Cette dynamique de domination linguistique a conduit de nombreuses figures intellectuelles, culturelles et politiques dans les pays créolophones à militer pour la reconnaissance et la valorisation du créole, ce qui contribue progressivement à son acquisition d’une certaine légitimité.
Ainsi, Haïti ne faisait aucune exception à cette règle.
De fait, dans les milieux académiques et médiatiques haïtiens, des écrivains, journalistes et conteurs ayant œuvré à la légitimation du créole dans l’univers culturel haïtien font l’objet d’une reconnaissance soutenue.
À cet égard, des figures emblématiques telles que Frankétienne, notamment à travers Dezafi, reconnu comme le premier roman en créole haïtien, Maurice Sixto, célèbre pour ses Lodyans ainsi que Konpè Filo, Jean Dominique et Liliane Pierre-Paul, entre autres, dans le domaine médiatique, sont régulièrement citées comme piliers de cette reconfiguration linguistique en Haïti.
Toutefois, sans remettre en question cette reconnaissance, il convient de souligner que la musique populaire haïtienne a également joué un rôle déterminant dans la légitimation du créole en tant que langue de création et d’expression culturelle à part entière, aux côtés du français, dans un contexte très tendu entre les deux.
Dans cette perspective, le présent article se donne comme objectif de jeter un regard sur la contribution de quatre figures majeures de la scène musicale haïtienne à ce processus.
Il s’agit de Coupé Cloué, Jean Hérard Richard (Richie), Roosevelt Saillant (BIC) et Dener Céide.
Commençons par évoquer « le Roi » : Coupé Cloué.
Coupé Cloué : à la croisée de la musique et la Lodyans
La dynamique d’enrichissement dans l’œuvre de Coupé Cloué est remarquable.
Il crée ou popularise de nouveaux mots, expressions ou sens tels que Do kiyè fè, Tu voudras, Chifonnen lotri m, Tablati-gita, Azoukingking, Maryaj sivil antere vèbal, Ti bout jipon twa uityèm (3/8), Ti chemizèt sèz sèzyèm (16/16), entre autres.
De plus, il modifie le sens des mots pour provoquer le rire, redonne vie à des termes oubliés ou à des expressions régionales et permet à la langue de franchir des frontières.
En outre, la manière dont il intègre ces éléments dans ses chansons permet de mieux comprendre la structure narrative de ses œuvres ainsi que le rôle de la langue dans la société.
Cet artiste iconique peut être considéré comme un véritable documentaire sur la vie des Haïtiens : les relations entre hommes et femmes, les classes sociales, la politique, la religion, la migration, entre autres.
Puisque Coupé Cloué se sert de la musique pour raconter des histoires réelles ou fictives, cela le met au rang des Lodyanseurs.
De plus, le choix du créole — langue parlée par la majorité de la population — confère à son œuvre une plus grande authenticité et une portée plus significative.
Par ailleurs, dans sa thèse de doctorat intitulée La fiction littéraire brève haïtienne, entre oraliture kreyòl et écriture française (2016), Frenand Léger souligne que le créole étant une langue profondément enracinée dans la tradition orale, les onomatopées y occupent naturellement une place centrale.
Cette observation se vérifie notamment chez Coupé Cloué.
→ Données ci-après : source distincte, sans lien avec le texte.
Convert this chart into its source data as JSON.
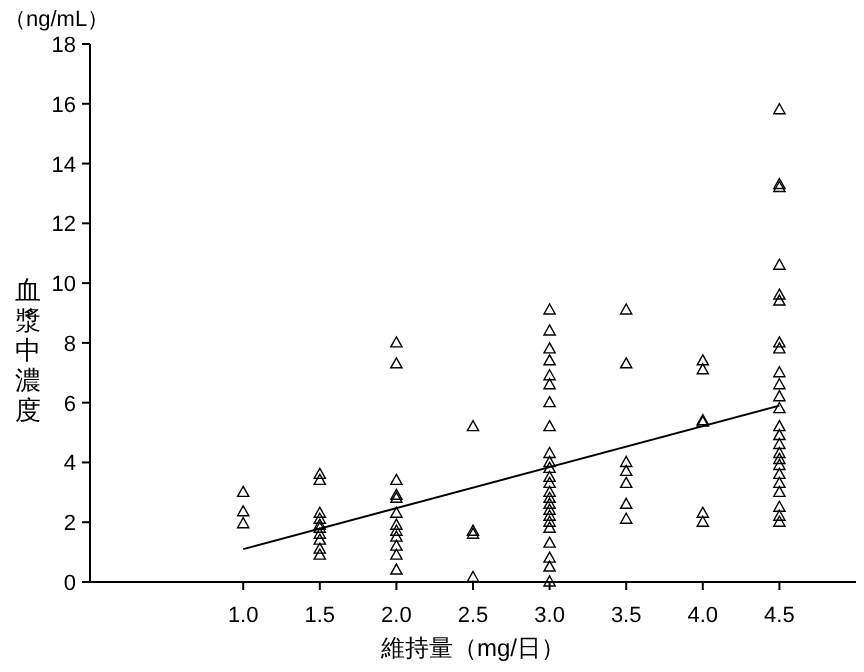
{
  "chart_data": {
    "type": "scatter",
    "xlabel": "維持量（mg/日）",
    "ylabel": "血漿中濃度",
    "annotations": [
      "（ng/mL）"
    ],
    "xlim": [
      0,
      5
    ],
    "ylim": [
      0,
      18
    ],
    "xticks": [
      {
        "value": 1,
        "label": "1.0"
      },
      {
        "value": 1.5,
        "label": "1.5"
      },
      {
        "value": 2,
        "label": "2.0"
      },
      {
        "value": 2.5,
        "label": "2.5"
      },
      {
        "value": 3,
        "label": "3.0"
      },
      {
        "value": 3.5,
        "label": "3.5"
      },
      {
        "value": 4,
        "label": "4.0"
      },
      {
        "value": 4.5,
        "label": "4.5"
      }
    ],
    "yticks": [
      0,
      2,
      4,
      6,
      8,
      10,
      12,
      14,
      16,
      18
    ],
    "grid": false,
    "series": [
      {
        "marker": "triangle",
        "color": "#000000",
        "x": [
          1,
          1,
          1,
          1.5,
          1.5,
          1.5,
          1.5,
          1.5,
          1.5,
          1.5,
          1.5,
          1.5,
          1.5,
          2,
          2,
          2,
          2,
          2,
          2,
          2,
          2,
          2,
          2,
          2,
          2,
          2.5,
          2.5,
          2.5,
          2.5,
          3,
          3,
          3,
          3,
          3,
          3,
          3,
          3,
          3,
          3,
          3,
          3,
          3,
          3,
          3,
          3,
          3,
          3,
          3,
          3,
          3,
          3,
          3,
          3,
          3.5,
          3.5,
          3.5,
          3.5,
          3.5,
          3.5,
          3.5,
          4,
          4,
          4,
          4,
          4,
          4,
          4.5,
          4.5,
          4.5,
          4.5,
          4.5,
          4.5,
          4.5,
          4.5,
          4.5,
          4.5,
          4.5,
          4.5,
          4.5,
          4.5,
          4.5,
          4.5,
          4.5,
          4.5,
          4.5,
          4.5,
          4.5,
          4.5,
          4.5,
          4.5
        ],
        "values": [
          3.0,
          2.35,
          1.95,
          3.6,
          3.4,
          2.3,
          2.1,
          1.9,
          1.8,
          1.6,
          1.4,
          1.1,
          0.9,
          8.0,
          7.3,
          3.4,
          2.9,
          2.8,
          2.3,
          1.9,
          1.7,
          1.5,
          1.2,
          0.9,
          0.4,
          5.2,
          1.7,
          1.6,
          0.15,
          9.1,
          8.4,
          7.8,
          7.4,
          6.9,
          6.6,
          6.0,
          5.2,
          4.3,
          4.0,
          3.8,
          3.5,
          3.3,
          3.0,
          2.8,
          2.6,
          2.4,
          2.2,
          2.0,
          1.8,
          1.3,
          0.8,
          0.5,
          0,
          9.1,
          7.3,
          4.0,
          3.7,
          3.3,
          2.6,
          2.1,
          7.4,
          7.1,
          5.4,
          5.35,
          2.3,
          2.0,
          15.8,
          13.3,
          13.2,
          10.6,
          9.6,
          9.4,
          8.0,
          7.8,
          7.0,
          6.6,
          6.2,
          5.8,
          5.2,
          4.9,
          4.6,
          4.3,
          4.1,
          3.9,
          3.6,
          3.3,
          3.0,
          2.5,
          2.2,
          2.0
        ]
      },
      {
        "type": "line",
        "line_style": "solid",
        "color": "#000000",
        "x": [
          1,
          4.5
        ],
        "values": [
          1.1,
          5.9
        ]
      }
    ]
  }
}
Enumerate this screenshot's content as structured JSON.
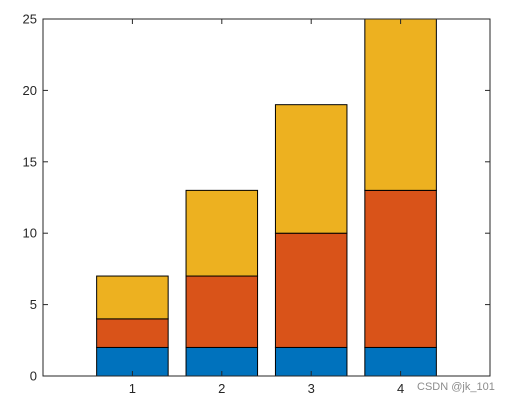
{
  "watermark": "CSDN @jk_101",
  "chart_data": {
    "type": "bar",
    "stacked": true,
    "categories": [
      "1",
      "2",
      "3",
      "4"
    ],
    "series": [
      {
        "values": [
          2,
          2,
          2,
          2
        ],
        "color": "#0072BD"
      },
      {
        "values": [
          2,
          5,
          8,
          11
        ],
        "color": "#D95319"
      },
      {
        "values": [
          3,
          6,
          9,
          12
        ],
        "color": "#EDB120"
      }
    ],
    "xlim": [
      0,
      5
    ],
    "ylim": [
      0,
      25
    ],
    "yticks": [
      0,
      5,
      10,
      15,
      20,
      25
    ],
    "xticks": [
      1,
      2,
      3,
      4
    ],
    "bar_width": 0.8,
    "grid": false,
    "legend": "none",
    "title": "",
    "xlabel": "",
    "ylabel": ""
  }
}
On peut citer, entre autres :
Par ailleurs, Coupé Cloué a fait l’école.
Parmi ses élèves, notamment dans son usage raffiné des métaphores pour sublimer le créole, en particulier autour des thématiques liées à la sexualité, Jean Hérard Richard dit Richie, peut être considéré comme l’un des plus marquants.
Richie : une plume née pour sublimer le créole
Le directeur musical du groupe Klass est l’un des producteurs les plus prolifiques de la musique haïtienne.
Le créole représente une part très considérable dans ses productions. Ses œuvres mettent en lumière tant son choix linguistique en faveur du créole, que ses représentations à l’égard des pratiques linguistiques en Haïti.
« Pa gen dout nan sa, kreyòl la se yon bèl lang e m renmen itilize l anpil. E m santi se sèl lang sa a ki kreye reyèlman yon koneksyon ant Ayisyen », a-t-il déclaré dans le cadre d’un article paru sur AyiboPost en décembre 2024.
Bien que Richie évoque fréquemment ses réflexions sur la société haïtienne à travers diverses chansons, « Nou Se Ayisyen », titrée sur l’album Fè l Vini Avan, est l’une des chansons où il exprime de manière particulièrement manifeste son positionnement sur la question :
Yo kolonize n plizyè fwa.
Boure sèvo n ak fatra […]
Lè pitit mwen mande m : « Papa kiyès mwen ye? »
Mwen gade li nan je
Ak ponyèt mwen konsantre
Mwen di l : « Cheri, se Ayisyen w ye! »
Nou se Ayisyen. Se sa nou ye
Nou fyè, nou se Ayisyen
Nou pa vle sa chanje.
(Nou se Ayisyen, Klass, 2013)
Cet extrait constitue un puissant énoncé identitaire qui lève le voile sur le rôle fondamental de la langue créole comme vecteur de résistance, de mémoire et d’affirmation culturelle en Haïti.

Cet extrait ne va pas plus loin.